Tuesday, March 29, 2011

Day 38

How many lawyers does it take to screw in a light bulb . . . adventures in grocery shopping and moderate electrocution.

The day was relatively sedate.  The usual back and forth to the school house and the occasional wave of a paint brush here or there.  Since we had failed at our shopping adventure on Sunday, it was time to hit the market in an effort to replenish our supplies.  First to Pickards.  You see, the French have started to succomb to the western pace of life and as such, frozen foods have become a necessity.  The problem however, is that the culture is quite foodie and they take their chow seriously.  The quality must be up to standard.  That's where Pickard's comes in.  A frozen food store where they sell  nothing but more elaborate looking frozen fare and maintain a very limited supply.  It is very popular and probably a huge statement regarding the westernization of the culture.  The food is actually quite good and we have stocked our tiny freezer to the brim.
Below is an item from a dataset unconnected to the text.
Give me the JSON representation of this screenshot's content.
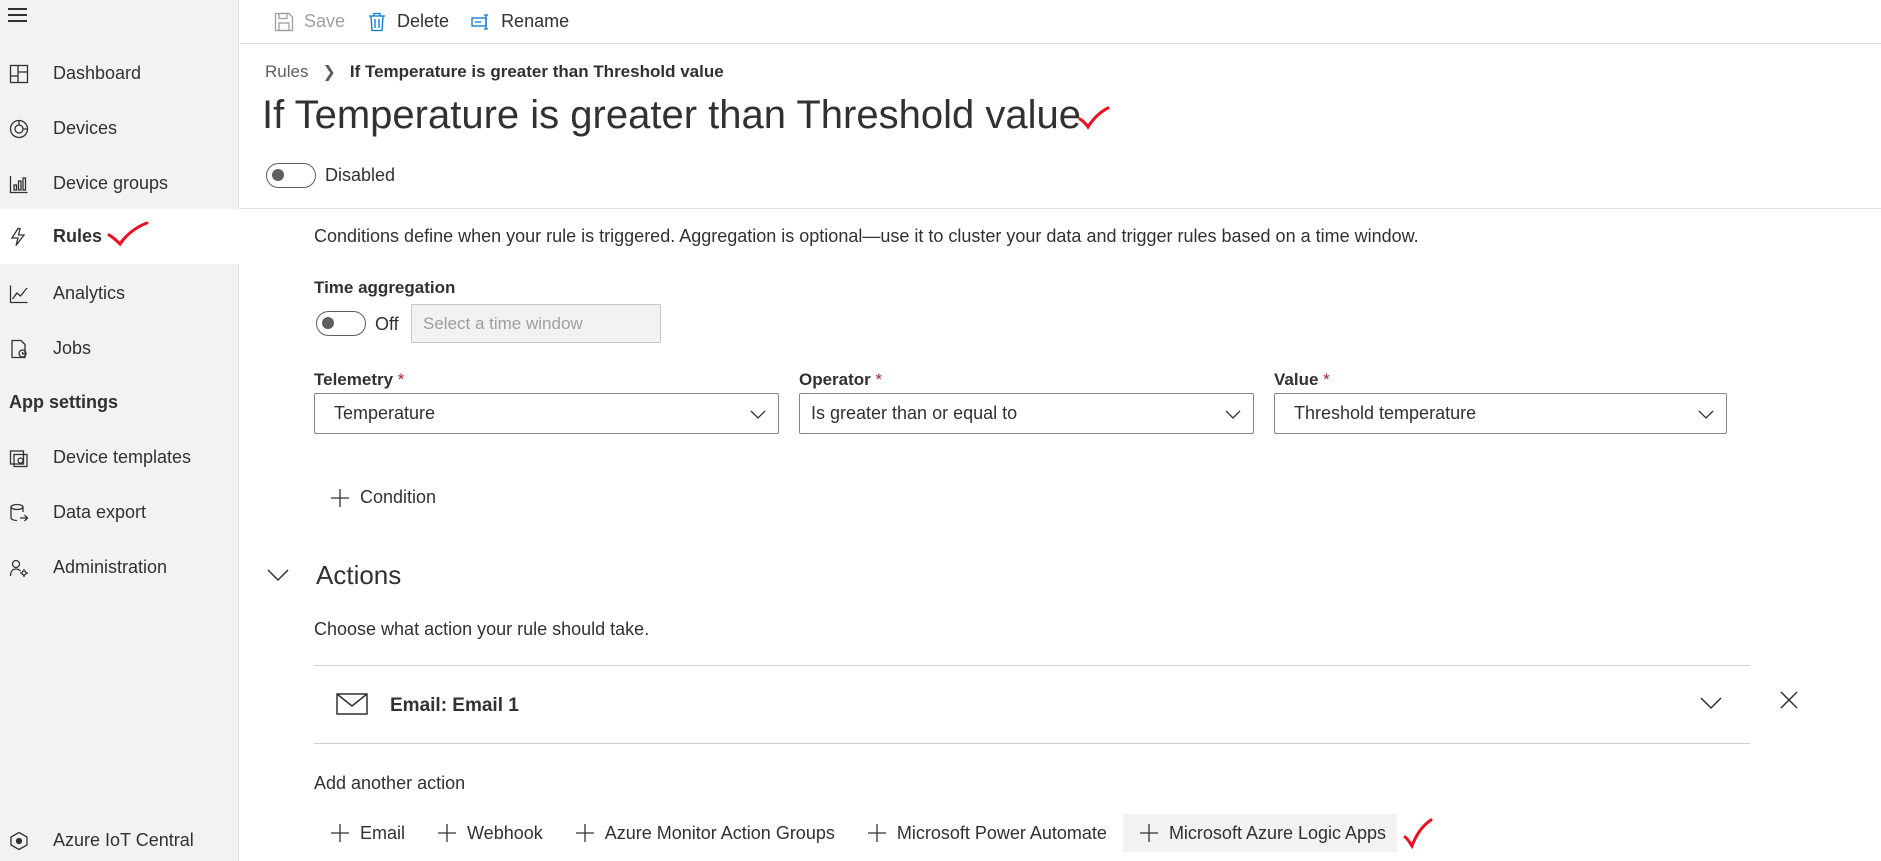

After Pickards, we hit the neighboring Simply for the remainder of our supplies.  Nothing major to report other than the Purdue jacket my wife was wearing garnered a coffee invitation from a gal from West Lafayette.  Small world.  Once back at the homestead, it was time to put away groceries and replace the burned out lightbulb in the utility room.  Removing the lightbulb was a snap, unfortunately, replacing it would be a shocking experience.  The lightbulb was of a variety that I had never seen.  It was a two pole affair that requires the removal of part of the light socket to replace.  Not knowing much about this system and handling this procedure, for the most part, in an entirely dark room proved to be a recipe for disaster.  When the human hand crosses both poles and the 220 begins to pour through your veins, there is a moment of great clarity.  A clarity that only a glimpse of the afterlife can provide.  Time stood still even though my convulsing body did not.  Nearly soiling my last pair of underpants, I managed to remove my now aching hand from the light socket when the breaker finally blew.  Fortunately I do not have much hair left on the top of my skull, or I would have certainly given Don King a run for his money.  Now walking with a limp on a burnt flip flop and a peering through a squinky eye on one side, I have a healthier respect for changing a simple light bulb.

I knew that life in France would leave a lasting mark on me, I just didn't think it would be in the form of a semi-permanent physical disability.  At least when I get back to the States I will qualify for the really choice parking spots.  I only wish the price of admission didn't involve drooling out of one side of my mouth.  That is all I have for now and it is time for my pain medications.